Mesh brought greater visibility and recognition to the artists we support. These four artists deepened their artistic practices through our Mentor Artist Fellowship program, and NACF is honored to have made this investment in the next generation of Native artists.”

― Laura (Cales) Matalka (Chickasaw Nation), NACF Program Manager


Ka’ila Farrell-Smith (Klamath Modoc) is a contemporary visual artist based in Modoc Point, Oregon. Her recent work Land Back draws from the aesthetics of graffiti and petroglyphs, using text and imagery as urgent messengers of warning and resistance. Farrell-Smith apprenticed with Shirod Younker (Coquille & Coos) during his NACF Mentor Artist Fellowship, learning the art of traditional and contemporary tool making, canoe paddle carving and canoe model making.

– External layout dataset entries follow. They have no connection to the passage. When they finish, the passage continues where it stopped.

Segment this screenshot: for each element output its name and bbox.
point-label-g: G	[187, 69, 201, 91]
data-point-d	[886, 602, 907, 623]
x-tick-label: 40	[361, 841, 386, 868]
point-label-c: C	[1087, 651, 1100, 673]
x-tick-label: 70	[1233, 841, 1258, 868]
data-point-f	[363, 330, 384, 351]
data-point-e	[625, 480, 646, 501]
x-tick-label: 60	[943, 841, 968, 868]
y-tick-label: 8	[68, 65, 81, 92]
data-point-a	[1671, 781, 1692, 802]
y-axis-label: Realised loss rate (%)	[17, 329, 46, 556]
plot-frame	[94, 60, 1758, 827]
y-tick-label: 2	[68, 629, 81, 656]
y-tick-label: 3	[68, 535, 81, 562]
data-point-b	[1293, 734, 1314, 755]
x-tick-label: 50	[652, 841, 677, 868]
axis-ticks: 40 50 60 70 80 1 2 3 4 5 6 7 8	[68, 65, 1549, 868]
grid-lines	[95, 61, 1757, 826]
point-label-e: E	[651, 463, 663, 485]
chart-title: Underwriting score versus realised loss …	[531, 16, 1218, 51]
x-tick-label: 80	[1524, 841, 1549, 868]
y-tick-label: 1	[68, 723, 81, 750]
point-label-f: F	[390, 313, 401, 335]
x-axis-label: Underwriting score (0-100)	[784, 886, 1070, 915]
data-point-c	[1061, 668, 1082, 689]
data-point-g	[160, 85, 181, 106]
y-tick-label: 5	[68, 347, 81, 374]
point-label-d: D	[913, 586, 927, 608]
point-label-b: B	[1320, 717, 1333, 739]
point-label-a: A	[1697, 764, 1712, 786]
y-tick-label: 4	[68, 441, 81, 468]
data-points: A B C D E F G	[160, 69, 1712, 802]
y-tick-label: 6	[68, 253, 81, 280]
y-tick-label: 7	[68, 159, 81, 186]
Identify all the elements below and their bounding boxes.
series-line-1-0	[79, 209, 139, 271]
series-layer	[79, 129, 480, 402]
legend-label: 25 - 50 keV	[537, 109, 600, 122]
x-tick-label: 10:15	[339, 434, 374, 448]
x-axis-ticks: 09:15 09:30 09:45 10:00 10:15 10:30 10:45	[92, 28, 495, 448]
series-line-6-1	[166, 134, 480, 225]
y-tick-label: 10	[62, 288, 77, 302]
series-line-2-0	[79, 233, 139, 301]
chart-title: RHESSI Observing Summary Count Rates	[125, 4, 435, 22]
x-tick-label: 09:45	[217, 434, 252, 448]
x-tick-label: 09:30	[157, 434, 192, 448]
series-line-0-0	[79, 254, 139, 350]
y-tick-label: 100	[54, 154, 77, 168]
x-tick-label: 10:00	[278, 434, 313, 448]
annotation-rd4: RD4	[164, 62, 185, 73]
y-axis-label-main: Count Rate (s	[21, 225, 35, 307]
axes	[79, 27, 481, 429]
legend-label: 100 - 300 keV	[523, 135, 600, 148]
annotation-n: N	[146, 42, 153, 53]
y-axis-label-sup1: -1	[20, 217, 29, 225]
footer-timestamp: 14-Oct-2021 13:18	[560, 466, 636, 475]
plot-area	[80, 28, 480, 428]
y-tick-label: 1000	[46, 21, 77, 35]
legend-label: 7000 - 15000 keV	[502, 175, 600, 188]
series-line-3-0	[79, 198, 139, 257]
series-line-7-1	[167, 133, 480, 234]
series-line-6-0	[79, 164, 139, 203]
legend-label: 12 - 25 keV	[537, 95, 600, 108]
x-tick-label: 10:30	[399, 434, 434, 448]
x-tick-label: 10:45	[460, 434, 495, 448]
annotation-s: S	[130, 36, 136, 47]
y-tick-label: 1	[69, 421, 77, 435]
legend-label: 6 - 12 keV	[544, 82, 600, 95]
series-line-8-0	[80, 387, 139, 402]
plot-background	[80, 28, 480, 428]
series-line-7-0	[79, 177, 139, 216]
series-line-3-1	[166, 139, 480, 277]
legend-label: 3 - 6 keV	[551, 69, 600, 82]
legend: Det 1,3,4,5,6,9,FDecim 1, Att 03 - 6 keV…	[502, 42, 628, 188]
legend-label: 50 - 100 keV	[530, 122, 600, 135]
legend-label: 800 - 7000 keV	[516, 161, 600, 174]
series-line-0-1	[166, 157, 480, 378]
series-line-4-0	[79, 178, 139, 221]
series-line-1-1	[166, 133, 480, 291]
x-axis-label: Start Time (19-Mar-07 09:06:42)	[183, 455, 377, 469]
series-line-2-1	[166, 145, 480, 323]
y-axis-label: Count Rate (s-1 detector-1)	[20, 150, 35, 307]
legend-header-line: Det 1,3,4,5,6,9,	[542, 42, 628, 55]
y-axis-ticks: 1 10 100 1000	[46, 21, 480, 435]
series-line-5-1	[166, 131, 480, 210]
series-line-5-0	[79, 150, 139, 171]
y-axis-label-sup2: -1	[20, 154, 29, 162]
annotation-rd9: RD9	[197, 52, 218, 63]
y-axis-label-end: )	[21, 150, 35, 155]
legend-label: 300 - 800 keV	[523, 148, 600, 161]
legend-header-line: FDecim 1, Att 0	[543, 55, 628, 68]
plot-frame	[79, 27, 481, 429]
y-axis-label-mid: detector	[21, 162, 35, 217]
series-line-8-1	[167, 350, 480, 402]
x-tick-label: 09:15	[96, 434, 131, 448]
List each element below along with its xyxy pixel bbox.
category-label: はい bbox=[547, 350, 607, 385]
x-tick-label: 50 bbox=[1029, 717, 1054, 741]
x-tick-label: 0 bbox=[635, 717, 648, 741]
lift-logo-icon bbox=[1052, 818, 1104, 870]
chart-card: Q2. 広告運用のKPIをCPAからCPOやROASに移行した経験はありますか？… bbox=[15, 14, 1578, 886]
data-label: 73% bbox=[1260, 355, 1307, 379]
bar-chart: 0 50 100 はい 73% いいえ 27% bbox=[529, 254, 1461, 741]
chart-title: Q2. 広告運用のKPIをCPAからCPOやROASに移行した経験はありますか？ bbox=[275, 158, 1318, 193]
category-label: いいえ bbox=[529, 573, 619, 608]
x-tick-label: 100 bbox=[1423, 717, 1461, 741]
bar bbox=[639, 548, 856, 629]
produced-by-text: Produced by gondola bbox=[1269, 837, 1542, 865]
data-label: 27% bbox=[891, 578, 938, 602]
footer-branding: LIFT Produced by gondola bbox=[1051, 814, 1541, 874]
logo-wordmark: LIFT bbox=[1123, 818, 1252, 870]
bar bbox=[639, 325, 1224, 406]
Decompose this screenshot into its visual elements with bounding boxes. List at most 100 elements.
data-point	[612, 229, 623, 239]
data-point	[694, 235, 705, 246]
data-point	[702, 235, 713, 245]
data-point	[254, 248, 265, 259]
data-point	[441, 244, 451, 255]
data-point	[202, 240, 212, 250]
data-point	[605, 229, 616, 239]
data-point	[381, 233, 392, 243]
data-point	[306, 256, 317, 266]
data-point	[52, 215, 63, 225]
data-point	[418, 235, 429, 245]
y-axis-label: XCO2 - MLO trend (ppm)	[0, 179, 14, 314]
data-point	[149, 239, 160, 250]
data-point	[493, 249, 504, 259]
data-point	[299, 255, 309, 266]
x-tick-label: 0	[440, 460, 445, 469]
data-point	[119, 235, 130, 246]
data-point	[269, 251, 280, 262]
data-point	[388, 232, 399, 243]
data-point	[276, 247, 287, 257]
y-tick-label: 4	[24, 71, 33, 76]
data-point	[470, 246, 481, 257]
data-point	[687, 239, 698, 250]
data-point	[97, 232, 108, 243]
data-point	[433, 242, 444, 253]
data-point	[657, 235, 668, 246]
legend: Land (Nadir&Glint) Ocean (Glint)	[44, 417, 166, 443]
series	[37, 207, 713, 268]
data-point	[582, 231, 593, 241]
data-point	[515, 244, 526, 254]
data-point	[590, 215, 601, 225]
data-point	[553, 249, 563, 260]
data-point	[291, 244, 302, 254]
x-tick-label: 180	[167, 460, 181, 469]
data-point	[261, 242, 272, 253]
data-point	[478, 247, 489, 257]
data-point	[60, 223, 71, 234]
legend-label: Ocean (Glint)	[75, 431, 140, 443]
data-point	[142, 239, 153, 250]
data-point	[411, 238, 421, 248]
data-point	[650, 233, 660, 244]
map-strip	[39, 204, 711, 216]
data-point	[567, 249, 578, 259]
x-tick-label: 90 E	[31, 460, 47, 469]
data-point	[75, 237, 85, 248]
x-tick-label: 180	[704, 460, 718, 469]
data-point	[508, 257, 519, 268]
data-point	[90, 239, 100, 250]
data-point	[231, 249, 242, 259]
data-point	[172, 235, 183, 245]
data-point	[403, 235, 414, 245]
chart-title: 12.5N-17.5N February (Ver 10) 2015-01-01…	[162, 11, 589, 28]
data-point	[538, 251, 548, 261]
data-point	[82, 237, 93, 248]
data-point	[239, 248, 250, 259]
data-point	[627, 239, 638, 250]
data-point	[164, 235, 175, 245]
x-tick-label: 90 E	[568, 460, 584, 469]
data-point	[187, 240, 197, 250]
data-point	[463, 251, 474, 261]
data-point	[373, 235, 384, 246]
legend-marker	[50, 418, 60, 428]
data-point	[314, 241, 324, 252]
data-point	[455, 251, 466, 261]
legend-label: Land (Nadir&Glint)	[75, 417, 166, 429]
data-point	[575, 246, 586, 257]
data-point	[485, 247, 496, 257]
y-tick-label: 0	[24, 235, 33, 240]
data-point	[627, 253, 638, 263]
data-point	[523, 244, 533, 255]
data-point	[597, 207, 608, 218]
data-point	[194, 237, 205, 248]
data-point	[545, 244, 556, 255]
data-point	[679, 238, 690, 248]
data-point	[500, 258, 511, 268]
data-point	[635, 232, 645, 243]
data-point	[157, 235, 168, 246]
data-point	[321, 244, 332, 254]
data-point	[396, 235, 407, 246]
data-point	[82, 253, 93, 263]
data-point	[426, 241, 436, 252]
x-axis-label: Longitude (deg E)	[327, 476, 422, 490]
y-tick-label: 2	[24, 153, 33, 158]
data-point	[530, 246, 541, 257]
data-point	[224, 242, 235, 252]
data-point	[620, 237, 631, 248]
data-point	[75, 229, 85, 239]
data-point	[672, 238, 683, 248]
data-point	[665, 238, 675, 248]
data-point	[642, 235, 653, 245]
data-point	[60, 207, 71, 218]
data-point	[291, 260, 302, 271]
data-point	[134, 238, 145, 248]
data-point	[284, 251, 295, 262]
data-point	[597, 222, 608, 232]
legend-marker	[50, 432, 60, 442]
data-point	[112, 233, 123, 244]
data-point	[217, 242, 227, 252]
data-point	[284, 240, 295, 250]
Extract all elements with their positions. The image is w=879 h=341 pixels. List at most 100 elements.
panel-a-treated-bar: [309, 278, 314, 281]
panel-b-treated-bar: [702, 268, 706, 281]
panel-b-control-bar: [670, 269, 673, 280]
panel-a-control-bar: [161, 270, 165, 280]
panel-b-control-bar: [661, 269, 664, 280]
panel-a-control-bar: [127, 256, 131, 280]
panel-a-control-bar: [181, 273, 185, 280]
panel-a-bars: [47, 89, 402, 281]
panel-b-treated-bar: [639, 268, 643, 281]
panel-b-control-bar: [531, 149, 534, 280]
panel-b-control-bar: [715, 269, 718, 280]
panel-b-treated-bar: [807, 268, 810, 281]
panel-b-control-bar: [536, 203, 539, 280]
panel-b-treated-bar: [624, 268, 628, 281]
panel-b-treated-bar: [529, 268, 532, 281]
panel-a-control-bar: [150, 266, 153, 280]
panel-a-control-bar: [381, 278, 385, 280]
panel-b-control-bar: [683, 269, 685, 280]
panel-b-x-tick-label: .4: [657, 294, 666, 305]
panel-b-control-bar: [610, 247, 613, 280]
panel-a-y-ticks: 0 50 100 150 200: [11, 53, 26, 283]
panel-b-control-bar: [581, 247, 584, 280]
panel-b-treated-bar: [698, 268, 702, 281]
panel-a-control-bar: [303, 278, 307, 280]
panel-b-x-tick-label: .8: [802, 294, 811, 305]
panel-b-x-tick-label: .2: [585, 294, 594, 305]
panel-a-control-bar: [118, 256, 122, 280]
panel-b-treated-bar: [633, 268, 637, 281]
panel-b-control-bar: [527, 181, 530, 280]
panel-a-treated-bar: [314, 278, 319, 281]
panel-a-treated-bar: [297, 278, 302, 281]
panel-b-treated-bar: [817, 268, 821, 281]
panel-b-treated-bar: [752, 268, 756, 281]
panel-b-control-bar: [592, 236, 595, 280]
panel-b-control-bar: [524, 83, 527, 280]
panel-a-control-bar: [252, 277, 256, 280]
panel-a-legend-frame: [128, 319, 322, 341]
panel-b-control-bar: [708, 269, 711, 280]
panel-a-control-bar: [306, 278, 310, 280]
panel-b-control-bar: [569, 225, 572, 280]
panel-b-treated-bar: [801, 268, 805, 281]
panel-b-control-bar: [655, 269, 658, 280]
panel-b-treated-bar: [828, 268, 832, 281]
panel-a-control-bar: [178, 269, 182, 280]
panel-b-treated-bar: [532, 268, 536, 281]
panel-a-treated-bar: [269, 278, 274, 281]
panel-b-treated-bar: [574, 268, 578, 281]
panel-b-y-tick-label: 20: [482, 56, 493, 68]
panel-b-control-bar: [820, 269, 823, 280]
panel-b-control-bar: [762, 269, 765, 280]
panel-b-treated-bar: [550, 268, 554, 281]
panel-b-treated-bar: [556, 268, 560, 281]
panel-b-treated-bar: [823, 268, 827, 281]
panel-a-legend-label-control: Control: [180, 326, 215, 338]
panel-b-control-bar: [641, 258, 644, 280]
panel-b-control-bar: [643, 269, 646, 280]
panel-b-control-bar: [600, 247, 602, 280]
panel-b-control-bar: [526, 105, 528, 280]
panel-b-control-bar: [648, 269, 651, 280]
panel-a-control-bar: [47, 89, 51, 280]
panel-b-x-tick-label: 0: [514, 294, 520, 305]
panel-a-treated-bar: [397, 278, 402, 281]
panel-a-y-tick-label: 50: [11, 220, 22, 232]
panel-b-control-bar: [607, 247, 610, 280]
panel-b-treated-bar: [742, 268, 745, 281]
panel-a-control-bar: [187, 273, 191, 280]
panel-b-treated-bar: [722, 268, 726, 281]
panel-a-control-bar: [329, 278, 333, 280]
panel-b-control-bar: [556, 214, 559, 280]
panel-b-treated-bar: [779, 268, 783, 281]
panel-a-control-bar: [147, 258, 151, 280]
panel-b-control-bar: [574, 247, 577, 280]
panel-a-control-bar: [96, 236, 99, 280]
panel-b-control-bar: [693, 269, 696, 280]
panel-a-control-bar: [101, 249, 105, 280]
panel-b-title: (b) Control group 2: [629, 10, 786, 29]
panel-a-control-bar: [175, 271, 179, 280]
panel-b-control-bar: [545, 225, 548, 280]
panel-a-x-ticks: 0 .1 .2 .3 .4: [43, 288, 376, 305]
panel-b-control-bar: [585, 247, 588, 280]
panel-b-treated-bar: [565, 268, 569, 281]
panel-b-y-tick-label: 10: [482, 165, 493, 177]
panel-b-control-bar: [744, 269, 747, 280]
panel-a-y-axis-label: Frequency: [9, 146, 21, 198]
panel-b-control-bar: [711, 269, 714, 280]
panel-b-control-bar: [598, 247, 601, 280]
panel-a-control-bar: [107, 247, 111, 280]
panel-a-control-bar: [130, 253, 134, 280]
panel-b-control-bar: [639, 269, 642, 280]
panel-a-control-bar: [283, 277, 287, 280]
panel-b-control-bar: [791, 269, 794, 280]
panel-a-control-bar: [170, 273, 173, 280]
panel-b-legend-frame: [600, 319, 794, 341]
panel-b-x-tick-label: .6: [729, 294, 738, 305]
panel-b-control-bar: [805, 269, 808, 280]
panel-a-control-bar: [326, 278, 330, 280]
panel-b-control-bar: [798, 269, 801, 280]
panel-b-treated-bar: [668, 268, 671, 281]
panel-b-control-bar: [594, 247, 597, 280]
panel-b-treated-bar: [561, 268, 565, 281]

Photo: Off The Ground,” Acrylics, Painted Hills wild red, Klamath charcoal, aerosols, graphite, oil bars on wood panel, Ka’ila Farrell-Smith, 2021.

Lehuauakea (Kanaka Maoli) is an interdisciplinary artist and Kapa maker. Lehuauakea apprenticed with Brenda Mallory (Cherokee Nation) during her NACF Mentor Artist Fellowship. For their final project, they curated an online exhibition titled ᎩᎦᎨ x PŌ, the Cherokee word for “red” and the ʻŌlelo Hawaiʻi word for “black.” Mallory and Lehuauakea explored interwoven histories of displacement, mixed identity and cultural erasure through a contemporary Native lens.

Photo: “Mana Māhū,” Kapa, Lehuauakea (Kanaka Maoli), 2020.

Leah Rose Kolakowski (Keweenaw Bay Ojibwa) is a photographer who apprenticed with NACF Mentor Artist Fellow Cara Romero (Chemehuevi). They worked together to create six new Native American female fine-art photographic portraits during their fellowship year. Kolakowski’s photographic study channels strength and beauty to express an authentic Native perspective in contemporary photography.

Photo: “Bring Her Home,” Leah Kolakowski (Keweenaw Bay Ojibwa), 2018.

Lynnette Haozous (Chiricahua Apache [San Carlos Apache Tribe], Diné, Taos Pueblo) painted a temporary 20-foot mural in the gallery for the exhibition. Haozous apprenticed with Nani Chacon (Diné) during her NACF Mentor Artist Fellowship, whose murals often address Indigenous thought, aesthetics, and identity, offering visibility to and empowering Indigenous people. For their fellowship year, Chacon and Haozous painted four mural projects.

Photo: Lynnette Haozous painting a 20-foot temporary mural at the Portland Art Museum, 2021.